While acknowledging that major league competition is “a different animal," Fleisig, who is preparing a final report on 2023 pitching injuries, says the pitch clock had no discernible effect on an injury rate that was annually increasing before its implementation.
“We’ve reviewed data from last year and the number of injuries to major league pitchers is in line with the trend from the last decade,” says Fleisig, a Ph.D. in biomedical engineering from the University of Alabama and a disciple of the recently retired orthopedist James Andrews.
“Last year, with the pitch timer, did not seem to bump the injury rate up or down.”
While the average nine-inning game time now fits neatly within a three-hour broadcast window, MLB had reason to trim the on-base clock by two seconds. MLB data indicates time of game increased by seven minutes between April and September, and that the average pitch with runners on base was delivered with 7.3 seconds on the clock.
Just 1.1% of pitches were thrown with two or fewer seconds remaining on the 20-second clock; a two-second reduction with runners on base shouldn’t markedly affect most deliveries.
Yet while injured list placements were slightly down in 2023, days spent on the IL for all players were up, and veteran pitchers such as Max Scherzer have voiced concern about increased severity of injury.
MLB Players Association executive director Tony Clark echoed Strider’s concerns and says the issue could have undergone further study before the competition committee – comprised of six owners, four players and one umpire – approved the clock change.

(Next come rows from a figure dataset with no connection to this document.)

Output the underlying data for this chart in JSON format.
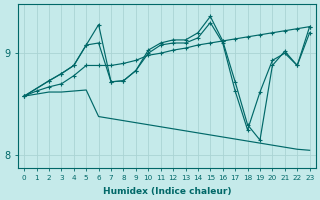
{
  "xlabel": "Humidex (Indice chaleur)",
  "background_color": "#c5eaea",
  "grid_color": "#aad4d4",
  "line_color": "#006868",
  "xlim": [
    -0.5,
    23.5
  ],
  "ylim": [
    7.88,
    9.48
  ],
  "yticks": [
    8,
    9
  ],
  "xticks": [
    0,
    1,
    2,
    3,
    4,
    5,
    6,
    7,
    8,
    9,
    10,
    11,
    12,
    13,
    14,
    15,
    16,
    17,
    18,
    19,
    20,
    21,
    22,
    23
  ],
  "series": [
    {
      "x": [
        0,
        1,
        2,
        3,
        4,
        5,
        6,
        7,
        8,
        9,
        10,
        11,
        12,
        13,
        14,
        15,
        16,
        17,
        18,
        19,
        20,
        21,
        22,
        23
      ],
      "y": [
        8.58,
        8.6,
        8.62,
        8.62,
        8.63,
        8.64,
        8.38,
        8.36,
        8.34,
        8.32,
        8.3,
        8.28,
        8.26,
        8.24,
        8.22,
        8.2,
        8.18,
        8.16,
        8.14,
        8.12,
        8.1,
        8.08,
        8.06,
        8.05
      ],
      "marker": false
    },
    {
      "x": [
        0,
        1,
        2,
        3,
        4,
        5,
        6,
        7,
        8,
        9,
        10,
        11,
        12,
        13,
        14,
        15,
        16,
        17,
        18,
        19,
        20,
        21,
        22,
        23
      ],
      "y": [
        8.58,
        8.63,
        8.67,
        8.7,
        8.78,
        8.88,
        8.88,
        8.88,
        8.9,
        8.93,
        8.98,
        9.0,
        9.03,
        9.05,
        9.08,
        9.1,
        9.12,
        9.14,
        9.16,
        9.18,
        9.2,
        9.22,
        9.24,
        9.26
      ],
      "marker": true
    },
    {
      "x": [
        0,
        2,
        3,
        4,
        5,
        6,
        7,
        8,
        9,
        10,
        11,
        12,
        13,
        14,
        15,
        16,
        17,
        18,
        19,
        20,
        21,
        22,
        23
      ],
      "y": [
        8.58,
        8.73,
        8.8,
        8.88,
        9.08,
        9.28,
        8.72,
        8.73,
        8.83,
        9.03,
        9.1,
        9.13,
        9.13,
        9.2,
        9.36,
        9.12,
        8.72,
        8.3,
        8.15,
        8.88,
        9.02,
        8.88,
        9.26
      ],
      "marker": true
    },
    {
      "x": [
        0,
        2,
        3,
        4,
        5,
        6,
        7,
        8,
        9,
        10,
        11,
        12,
        13,
        14,
        15,
        16,
        17,
        18,
        19,
        20,
        21,
        22,
        23
      ],
      "y": [
        8.58,
        8.73,
        8.8,
        8.88,
        9.08,
        9.1,
        8.72,
        8.73,
        8.83,
        9.0,
        9.08,
        9.1,
        9.1,
        9.15,
        9.3,
        9.1,
        8.63,
        8.25,
        8.62,
        8.93,
        9.0,
        8.88,
        9.2
      ],
      "marker": true
    }
  ]
}
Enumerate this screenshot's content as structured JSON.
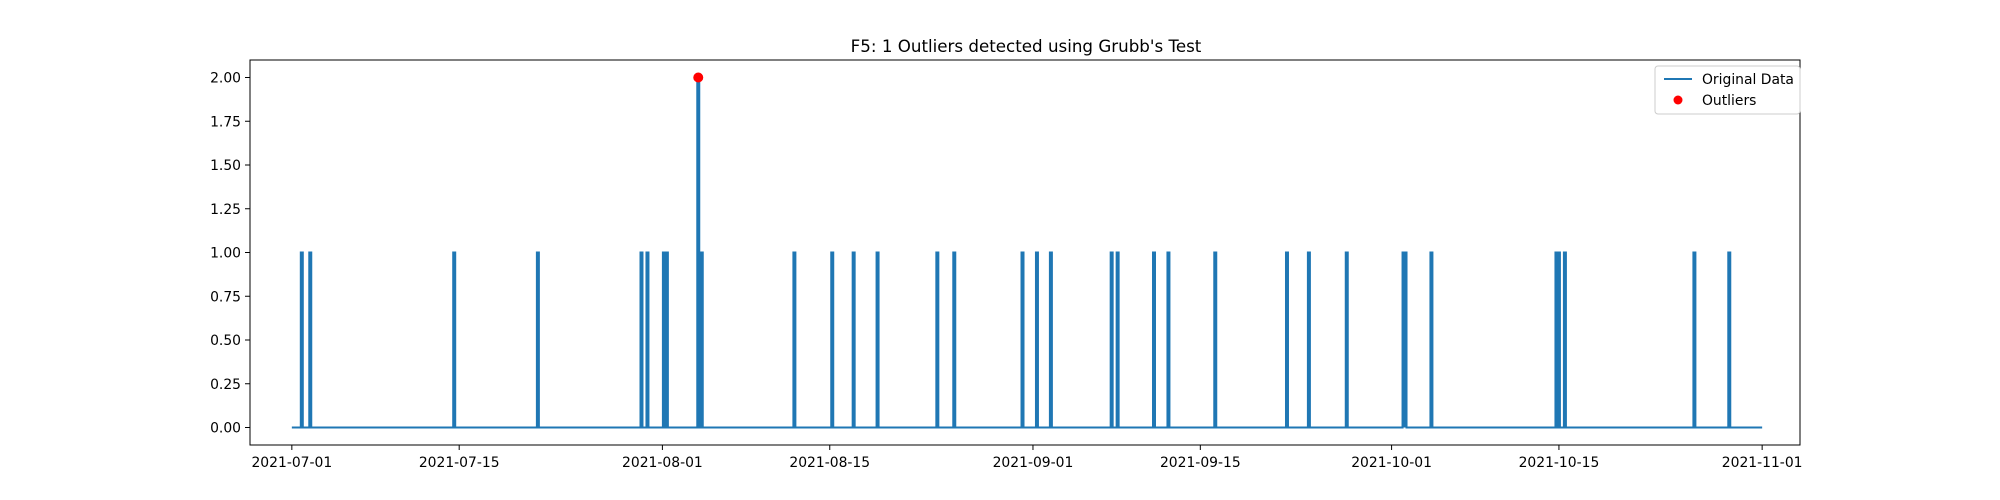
{
  "chart_data": {
    "type": "line",
    "title": "F5: 1 Outliers detected using Grubb's Test",
    "xlabel": "",
    "ylabel": "",
    "x_axis": {
      "scale": "date",
      "range": [
        "2021-06-27T12:00",
        "2021-11-04T04:00"
      ],
      "ticks": [
        "2021-07-01",
        "2021-07-15",
        "2021-08-01",
        "2021-08-15",
        "2021-09-01",
        "2021-09-15",
        "2021-10-01",
        "2021-10-15",
        "2021-11-01"
      ]
    },
    "y_axis": {
      "range": [
        -0.1,
        2.1
      ],
      "ticks": [
        0.0,
        0.25,
        0.5,
        0.75,
        1.0,
        1.25,
        1.5,
        1.75,
        2.0
      ],
      "tick_labels": [
        "0.00",
        "0.25",
        "0.50",
        "0.75",
        "1.00",
        "1.25",
        "1.50",
        "1.75",
        "2.00"
      ]
    },
    "grid": false,
    "legend": {
      "position": "top-right",
      "entries": [
        "Original Data",
        "Outliers"
      ]
    },
    "series": [
      {
        "name": "Original Data",
        "color": "#1f77b4",
        "baseline": 0,
        "start": "2021-07-01T00:00",
        "end": "2021-11-01T00:00",
        "spikes": [
          {
            "date": "2021-07-01T20:00",
            "value": 1
          },
          {
            "date": "2021-07-02T13:00",
            "value": 1
          },
          {
            "date": "2021-07-14T14:00",
            "value": 1
          },
          {
            "date": "2021-07-21T14:00",
            "value": 1
          },
          {
            "date": "2021-07-30T06:00",
            "value": 1
          },
          {
            "date": "2021-07-30T18:00",
            "value": 1
          },
          {
            "date": "2021-08-01T03:00",
            "value": 1
          },
          {
            "date": "2021-08-01T09:00",
            "value": 1
          },
          {
            "date": "2021-08-04T00:00",
            "value": 2
          },
          {
            "date": "2021-08-04T07:00",
            "value": 1
          },
          {
            "date": "2021-08-12T01:00",
            "value": 1
          },
          {
            "date": "2021-08-15T05:00",
            "value": 1
          },
          {
            "date": "2021-08-17T00:00",
            "value": 1
          },
          {
            "date": "2021-08-19T00:00",
            "value": 1
          },
          {
            "date": "2021-08-24T00:00",
            "value": 1
          },
          {
            "date": "2021-08-25T10:00",
            "value": 1
          },
          {
            "date": "2021-08-31T03:00",
            "value": 1
          },
          {
            "date": "2021-09-01T08:00",
            "value": 1
          },
          {
            "date": "2021-09-02T12:00",
            "value": 1
          },
          {
            "date": "2021-09-07T14:00",
            "value": 1
          },
          {
            "date": "2021-09-08T02:00",
            "value": 1
          },
          {
            "date": "2021-09-11T03:00",
            "value": 1
          },
          {
            "date": "2021-09-12T08:00",
            "value": 1
          },
          {
            "date": "2021-09-16T06:00",
            "value": 1
          },
          {
            "date": "2021-09-22T06:00",
            "value": 1
          },
          {
            "date": "2021-09-24T02:00",
            "value": 1
          },
          {
            "date": "2021-09-27T06:00",
            "value": 1
          },
          {
            "date": "2021-10-02T00:00",
            "value": 1
          },
          {
            "date": "2021-10-02T04:00",
            "value": 1
          },
          {
            "date": "2021-10-04T08:00",
            "value": 1
          },
          {
            "date": "2021-10-14T19:00",
            "value": 1
          },
          {
            "date": "2021-10-15T00:00",
            "value": 1
          },
          {
            "date": "2021-10-15T12:00",
            "value": 1
          },
          {
            "date": "2021-10-26T08:00",
            "value": 1
          },
          {
            "date": "2021-10-29T06:00",
            "value": 1
          }
        ]
      },
      {
        "name": "Outliers",
        "color": "#ff0000",
        "points": [
          {
            "date": "2021-08-04T00:00",
            "value": 2
          }
        ]
      }
    ]
  }
}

“That’s a conversation that should have warranted a much longer dialogue than what we had,” Clark says. “We voiced those concerns, players voiced those concerns, and yet, the push through of the change to the pitch clock still happened.
“We just had the biggest adjustment this league has ever seen in regard to length of game and how the game was affected by including a clock. Rather than give us another year to adjust and adapt to it, why are we adjusting again, and what are the ramifications going to be?”

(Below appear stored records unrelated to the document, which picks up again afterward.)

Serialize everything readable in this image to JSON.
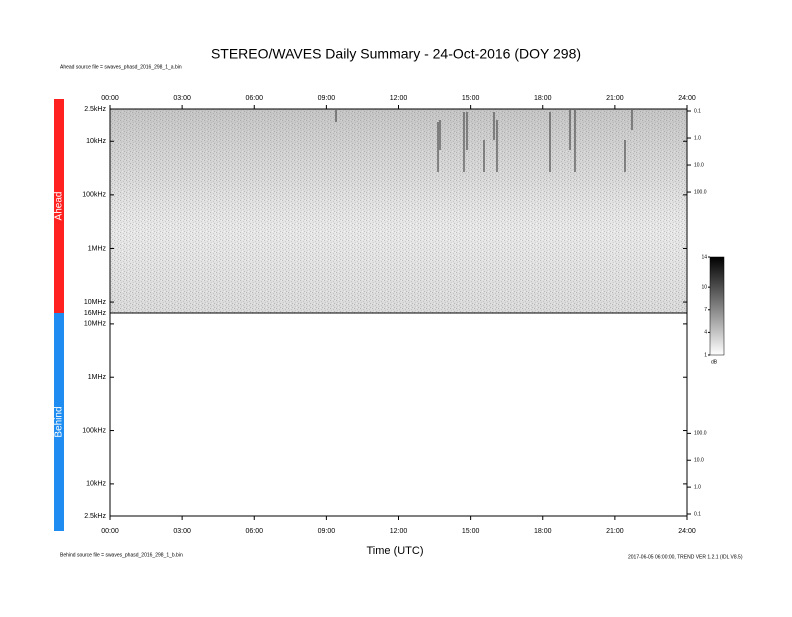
{
  "chart_data": {
    "type": "spectrogram",
    "title": "STEREO/WAVES Daily Summary - 24-Oct-2016 (DOY 298)",
    "x_label": "Time (UTC)",
    "xlim": [
      0,
      24
    ],
    "xticks": [
      {
        "value": 0,
        "label": "00:00"
      },
      {
        "value": 3,
        "label": "03:00"
      },
      {
        "value": 6,
        "label": "06:00"
      },
      {
        "value": 9,
        "label": "09:00"
      },
      {
        "value": 12,
        "label": "12:00"
      },
      {
        "value": 15,
        "label": "15:00"
      },
      {
        "value": 18,
        "label": "18:00"
      },
      {
        "value": 21,
        "label": "21:00"
      },
      {
        "value": 24,
        "label": "24:00"
      }
    ],
    "log_y": true,
    "panels": [
      {
        "name": "Ahead",
        "color": "#ff2020",
        "source_file": "Ahead source file = swaves_phasd_2016_298_1_a.bin",
        "ylim": [
          2500,
          16000000
        ],
        "yticks": [
          {
            "value": 2500,
            "label": "2.5kHz"
          },
          {
            "value": 10000,
            "label": "10kHz"
          },
          {
            "value": 100000,
            "label": "100kHz"
          },
          {
            "value": 1000000,
            "label": "1MHz"
          },
          {
            "value": 10000000,
            "label": "10MHz"
          },
          {
            "value": 16000000,
            "label": "16MHz"
          }
        ],
        "y2lim": [
          0.0843,
          3000000
        ],
        "y2ticks": [
          0.1,
          {
            "value": 1,
            "label": "1.0"
          },
          {
            "value": 10,
            "label": "10.0"
          },
          {
            "value": 100,
            "label": "100.0"
          }
        ]
      },
      {
        "name": "Behind",
        "color": "#1e8cf0",
        "source_file": "Behind source file = swaves_phasd_2016_298_1_b.bin",
        "ylim": [
          16000000,
          2500
        ],
        "yticks": [
          {
            "value": 10000000,
            "label": "10MHz"
          },
          {
            "value": 1000000,
            "label": "1MHz"
          },
          {
            "value": 100000,
            "label": "100kHz"
          },
          {
            "value": 10000,
            "label": "10kHz"
          },
          {
            "value": 2500,
            "label": "2.5kHz"
          }
        ],
        "y2lim": [
          3000000,
          0.0843
        ],
        "y2ticks": [
          {
            "value": 100,
            "label": "100.0"
          },
          {
            "value": 10,
            "label": "10.0"
          },
          {
            "value": 1,
            "label": "1.0"
          },
          0.1
        ]
      }
    ],
    "colorbar": {
      "label": "dB",
      "lim": [
        1,
        14
      ],
      "ticks": [
        1,
        4,
        7,
        10,
        14
      ]
    },
    "footer": "2017-06-05 06:00:00, TREND VER 1.2.1 (IDL V8.5)"
  }
}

Pumping the brakes on the clock might have decluttered the landscape, but other factors affecting pitcher health continue pushing toward the forefront. In 2023, average fastball velocity topped 94 mph for the first time, capping a 15-year increase from 90.5 mph in 2008.
While stopping short of full correlation, Fleisig said arm injuries and velocity increases are roughly in lockstep.
“The chase for the velocity certainly seems to be one of the factors,” he says. “The injury rate increase in pitching pretty much mirrors or is the same as the increase in velocity. If you plotted those two (data points) against each other, it’s not proof, but it appears fastball velocity has been increasing at same rate injury rate.
“Pitchers themselves chase velocity as a ticket to move up. Teams chase velocity because faster is better. They’d rather a guy pitch faster and have to replace them than pitch (with less velocity).”
Strider says that teams pay for strikeouts – he’s beginning the second year of a $75 million contract extension – and that’s not likely to change. For better or worse, this is the modern game, with its inherent risks and Faustian bargains for teams and players alike.
He simply wonders if the payoff to rush deliveries will be worth it.
“Everything they wanted was accomplished: There was more action, more balls in play, there were more runs scored, game time was reduced, viewership was increased – but (severe) injuries were way higher,” says Strider of MLB’s pitch clock and shift ban entering 2023. “Everything was achieved by the rules changes. What else are we trying to go for?
“It seems like the benefit at this point is so marginal, it’s not worth the risk of potentially way more players getting hurt. I just don’t think there’s enough conversation or looking at data to justify these decisions.”